3. The apparatus of claim 2, wherein the elongate top face of the top section of one or each top strip is about 10 mm wide.
4. The apparatus of any one of the preceding claims, wherein the elongate concrete abutment face of the top section of one or each top strip is at least 6 mm deep.
5. The apparatus of any one of the preceding claims, wherein in use after casting concrete, the elongate concrete abutment face extends downward from the elongate edge of the top face at an angle such that the angle between the abutment face and the top surface of an abutting concrete floor slab panel is from 80° to 135°.
6. The apparatus of claim 5, wherein the angle between the abutment face and the top surface of an abutting concrete floor slab panel is from 90° to 135°.
7. The apparatus of claim 5, wherein in use after casting concrete, the elongate concrete abutment face extends downward from the elongate edge of the top face at an angle such that the angle between the abutment face and the top surface of an abutting concrete floor slab panel is about 90°.
8. The apparatus of any one of the preceding claims, wherein the top section of one or each top strip comprises an elongate Dutch fold.
9. The apparatus of any one of the preceding claims, wherein the elongate concrete engagement member of one or each top strip contains a plurality of apertures.
10. The apparatus of any one of the preceding claims, wherein one or each top strip further comprises a connection section in between the top section and the concrete engagement member.
11. The apparatus of claim 10, the arrangement being such that in use after casting concrete, the connection section lies parallel or substantially parallel to the divider plate.
12. The apparatus of any one of the preceding claims, wherein the first top strip is connected to the divider plate, and the second top strip is frangibly connected to the divider plate and/or the first top strip.
13. The apparatus of any one of the preceding claims, wherein the top part of the divider plate is positioned in between the first and second top strips.
14. The apparatus of claim 13, wherein the divider plate and the first and second top strips are connected via yieldable fixings.
15. The apparatus of any one of claims 1-12, wherein the divider plate is adapted to support the first top strip.to
16. The apparatus of claim 15, wherein the first and second top strips are connected via yieldable fixings.
17. The apparatus of any one of the preceding claims, wherein one or each top strip is formed from a metal.
18. The apparatus of claim 17, wherein the metal is steel.
19. The apparatus of any one of the preceding claims, wherein one or each top strip is unitary.
20. The apparatus of any one of the preceding claims, wherein the divider plate is non-deformable.

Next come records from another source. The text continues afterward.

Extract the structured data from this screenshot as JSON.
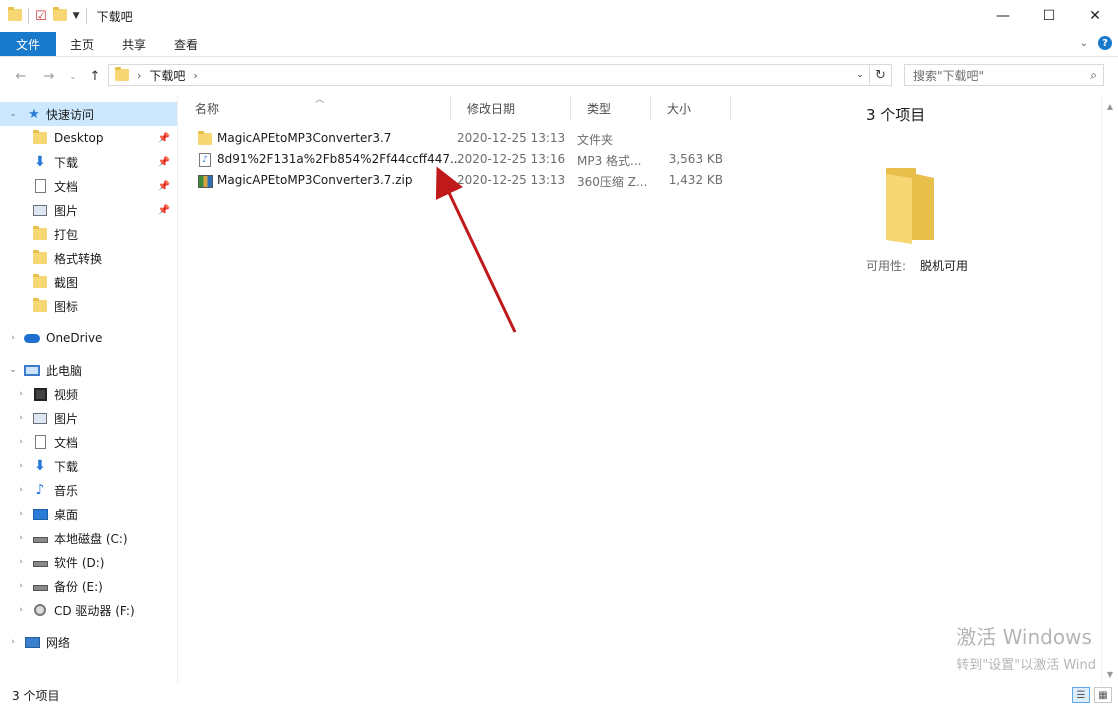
{
  "window": {
    "title": "下载吧",
    "controls": {
      "minimize": "—",
      "maximize": "☐",
      "close": "✕"
    }
  },
  "ribbon": {
    "tabs": [
      "文件",
      "主页",
      "共享",
      "查看"
    ],
    "help": "?"
  },
  "address": {
    "crumb": "下载吧",
    "search_placeholder": "搜索\"下载吧\""
  },
  "nav": {
    "quick_access": "快速访问",
    "quick_items": [
      "Desktop",
      "下载",
      "文档",
      "图片",
      "打包",
      "格式转换",
      "截图",
      "图标"
    ],
    "onedrive": "OneDrive",
    "this_pc": "此电脑",
    "pc_items": [
      "视频",
      "图片",
      "文档",
      "下载",
      "音乐",
      "桌面",
      "本地磁盘 (C:)",
      "软件 (D:)",
      "备份 (E:)",
      "CD 驱动器 (F:)"
    ],
    "network": "网络"
  },
  "columns": {
    "name": "名称",
    "date": "修改日期",
    "type": "类型",
    "size": "大小"
  },
  "files": [
    {
      "name": "MagicAPEtoMP3Converter3.7",
      "date": "2020-12-25 13:13",
      "type": "文件夹",
      "size": "",
      "icon": "folder-icon"
    },
    {
      "name": "8d91%2F131a%2Fb854%2Ff44ccff447...",
      "date": "2020-12-25 13:16",
      "type": "MP3 格式...",
      "size": "3,563 KB",
      "icon": "mp3-file-icon"
    },
    {
      "name": "MagicAPEtoMP3Converter3.7.zip",
      "date": "2020-12-25 13:13",
      "type": "360压缩 Z...",
      "size": "1,432 KB",
      "icon": "zip-file-icon"
    }
  ],
  "details": {
    "count": "3 个项目",
    "availability_label": "可用性:",
    "availability_value": "脱机可用"
  },
  "watermark": {
    "line1": "激活 Windows",
    "line2": "转到\"设置\"以激活 Wind"
  },
  "status": {
    "count": "3 个项目"
  },
  "colors": {
    "accent": "#1979ca",
    "selection": "#cce8ff",
    "arrow": "#c0191b",
    "folder": "#f7d774"
  }
}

21. The apparatus of claim 20, wherein the divider plate is formed from a metal.
22. The apparatus of claim 21, wherein the metal is steel.
23. An apparatus for forming a joint between concrete floor slab panels, the apparatus being substantially as described herein with reference to the accompanying drawings.

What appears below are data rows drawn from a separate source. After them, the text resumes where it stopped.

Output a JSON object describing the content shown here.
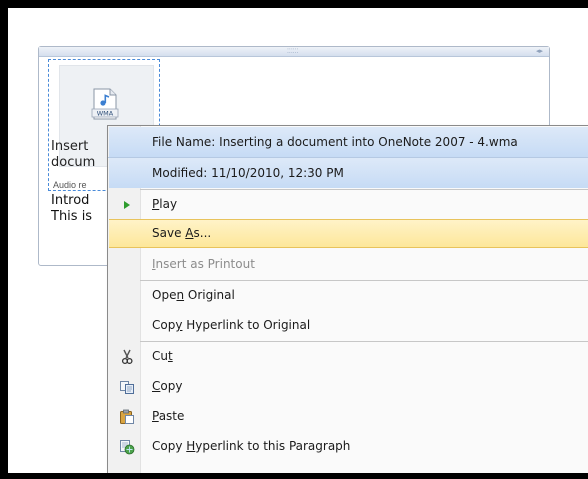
{
  "note": {
    "file_caption_line1": "Insert",
    "file_caption_line2": "docum",
    "audio_label": "Audio re",
    "text_line1": "Introd",
    "text_line2": "This is",
    "icon_label": "WMA"
  },
  "menu": {
    "file_name": "File Name: Inserting a document into OneNote 2007 - 4.wma",
    "modified": "Modified: 11/10/2010, 12:30 PM",
    "items": [
      {
        "pre": "",
        "key": "P",
        "post": "lay"
      },
      {
        "pre": "Save ",
        "key": "A",
        "post": "s..."
      },
      {
        "pre": "",
        "key": "I",
        "post": "nsert as Printout"
      },
      {
        "pre": "Ope",
        "key": "n",
        "post": " Original"
      },
      {
        "pre": "Cop",
        "key": "y",
        "post": " Hyperlink to Original"
      },
      {
        "pre": "Cu",
        "key": "t",
        "post": ""
      },
      {
        "pre": "",
        "key": "C",
        "post": "opy"
      },
      {
        "pre": "",
        "key": "P",
        "post": "aste"
      },
      {
        "pre": "Copy ",
        "key": "H",
        "post": "yperlink to this Paragraph"
      }
    ]
  },
  "colors": {
    "hover_bg": "#fde79a",
    "info_bg": "#c6dbf5",
    "play_arrow": "#2e9c2e"
  },
  "icons": [
    "wma-file-icon",
    "play-icon",
    "scissors-icon",
    "copy-icon",
    "paste-icon",
    "hyperlink-paragraph-icon"
  ]
}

24. A concrete floor slab panel comprising the apparatus according to any one of claims 1-23.
25. A concrete floor comprising the apparatus according to any one of claims 1-23 or the slab panel of claim 24.
26. A method of manufacturing a concrete floor slab panel, comprising the steps of (i) setting up the apparatus according to any one of claims 1-23 to form at least part of an edge of a space for casting concrete; and (ii) casting concrete in the space.
27. A method of manufacturing a concrete floor slab panel, the method being substantially as described herein with reference to the accompanying drawings.
28. A method of manufacturing a concrete floor, comprising the steps of (i) setting up the apparatus according to any one of claims 1-23 to form at least part of an edge of a space for casting concrete; and (ii) casting concrete in the space; wherein steps (i) and (ii) are performed more than once.
29. A method of manufacturing a concrete floor, the method being substantially as described herein with reference to the accompanying drawings.